Bangkok--30 Oct--Standard Chartered Bank
- 2019 elections are likely to bring a peaceful transition and policy continuity, but no new growth catalyst
- Bank of Thailand may move faster than market expectations on widening rate differential and accelerating inflation
- We call for a narrower current account surplus than consensus, as tourism remains at risk and imports are rising
Standard Chartered Bank expects Thailand's economy to grow by 4.5% in 2019 on the back of political progress and monetary policy moves, though some downside risks could pressure the current account.
Peaceful transition after 2019 elections expected
Thailand's main focus in 2019 will be long-delayed elections expected at the start of the year – the first since the 2014 coup. While political noise is likely to increase leading up the polls, Standard Chartered Bank expects a smooth electoral process and transition to boost sentiment.
Structural policy continuity is likely under the new government in the next couple of years, regardless of the election outcome. Infrastructure megaprojects – a key growth driver – should remain on track, as the new constitution entails the continuation of the current military government's development plans. This should boost the growth outlook after a 'lost decade' of political crises from 2005-14 and long-standing project implementation delays.
"We think an improved political outlook, along with Thailand's strong economic parameters, could result in a sovereign rating upgrade after the elections. That said, we do not see a new post-election growth catalyst," said Tim Leelahaphan, Economist, Standard Chartered Bank (Thai).
Pace of rate hikes might be faster than markets think
We expect the Bank of Thailand (BoT) to start policy normalisation with a 25bps rate hike (to 1.75%) at the next policy meeting on 14 November, following a stronger shift towards a tightening stance at its September meeting. However, given recent BoT concerns about the pace of Thai baht appreciation, back-to-back rate hikes in November and December are unlikely. Standard Chartered Bank expects the central bank to stay put in December.
"We expect the policy rate to end 2019 at 2.25%, with a 25bps hike each in the first half and second half of 2019," said Tim.
Faster Federal Reserve tightening than the market expects – Standard Chartered Bank forecasts five more hikes in 2018-19, versus the consensus view of three – could also cause the BoT to normalise faster than expected. In addition, Standard Chartered Bank believes domestic inflation will surprise on the upside next year as global oil prices continue to rise, particularly in an improving macroeconomic environment. A rising import bill due to mild baht depreciation against the US dollar should also push inflation higher.
Narrower current account surplus on risks to tourism, rising imports expected
Standard Chartered Bank forecasts that the current account surplus will narrow to 7.0% of GDP in 2019. Our view is premised on a further rise in oil prices, risks to the tourism sector, and rising capital imports over the medium term due to a pick-up in economic growth and investment (as well as infrastructure projects). Fuel accounts for around 15% of Thailand's total imports.

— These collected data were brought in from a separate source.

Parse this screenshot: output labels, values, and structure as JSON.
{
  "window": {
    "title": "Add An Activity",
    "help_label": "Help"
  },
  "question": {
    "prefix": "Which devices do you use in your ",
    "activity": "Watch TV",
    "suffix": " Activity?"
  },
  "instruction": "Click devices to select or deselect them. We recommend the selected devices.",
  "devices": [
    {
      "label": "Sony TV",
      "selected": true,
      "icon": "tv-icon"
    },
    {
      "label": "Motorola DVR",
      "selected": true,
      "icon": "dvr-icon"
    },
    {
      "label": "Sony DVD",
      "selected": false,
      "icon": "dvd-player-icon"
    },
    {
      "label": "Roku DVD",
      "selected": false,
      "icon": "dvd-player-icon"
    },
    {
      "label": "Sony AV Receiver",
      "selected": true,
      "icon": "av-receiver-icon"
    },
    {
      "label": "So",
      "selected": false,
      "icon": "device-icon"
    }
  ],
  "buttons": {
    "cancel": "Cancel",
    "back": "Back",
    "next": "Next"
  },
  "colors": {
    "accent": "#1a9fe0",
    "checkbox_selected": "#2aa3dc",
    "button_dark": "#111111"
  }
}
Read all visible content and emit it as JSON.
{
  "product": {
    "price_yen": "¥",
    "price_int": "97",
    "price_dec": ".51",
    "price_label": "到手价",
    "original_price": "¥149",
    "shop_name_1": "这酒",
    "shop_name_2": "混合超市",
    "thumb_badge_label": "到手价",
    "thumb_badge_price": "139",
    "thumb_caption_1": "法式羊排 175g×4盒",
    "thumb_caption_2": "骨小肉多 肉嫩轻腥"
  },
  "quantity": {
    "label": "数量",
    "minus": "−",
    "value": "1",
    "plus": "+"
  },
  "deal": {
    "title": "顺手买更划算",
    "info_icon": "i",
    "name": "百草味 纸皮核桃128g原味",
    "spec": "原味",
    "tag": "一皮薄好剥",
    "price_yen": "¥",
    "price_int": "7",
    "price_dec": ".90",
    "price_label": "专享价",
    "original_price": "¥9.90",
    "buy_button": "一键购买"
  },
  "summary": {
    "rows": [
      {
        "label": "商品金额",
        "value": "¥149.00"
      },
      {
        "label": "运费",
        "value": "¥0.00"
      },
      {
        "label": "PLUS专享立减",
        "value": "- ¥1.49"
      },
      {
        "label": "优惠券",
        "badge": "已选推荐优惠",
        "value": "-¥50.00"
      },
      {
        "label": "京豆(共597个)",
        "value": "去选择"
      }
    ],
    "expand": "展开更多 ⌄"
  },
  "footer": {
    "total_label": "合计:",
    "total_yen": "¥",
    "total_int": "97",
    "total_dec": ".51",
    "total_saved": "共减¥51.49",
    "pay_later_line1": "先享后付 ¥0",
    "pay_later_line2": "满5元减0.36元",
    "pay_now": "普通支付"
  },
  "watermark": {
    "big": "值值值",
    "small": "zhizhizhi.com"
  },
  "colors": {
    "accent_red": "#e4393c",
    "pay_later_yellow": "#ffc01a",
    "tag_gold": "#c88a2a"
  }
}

While there are downside risks for exports because of the US-China trade dispute, there has been no impact on Thai shipments yet, with the recent slowdown partly due to a high base.
"We currently do not see a major adverse impact next year, though uncertainty on this remains. The US-China trade dispute may benefit Thailand as buyers seek to substitute for tariff-affected goods. That said, the actual impact will depend partly on the actual ability of Thai exporters to respond to higher imports demand from both the US and China," concluded Tim.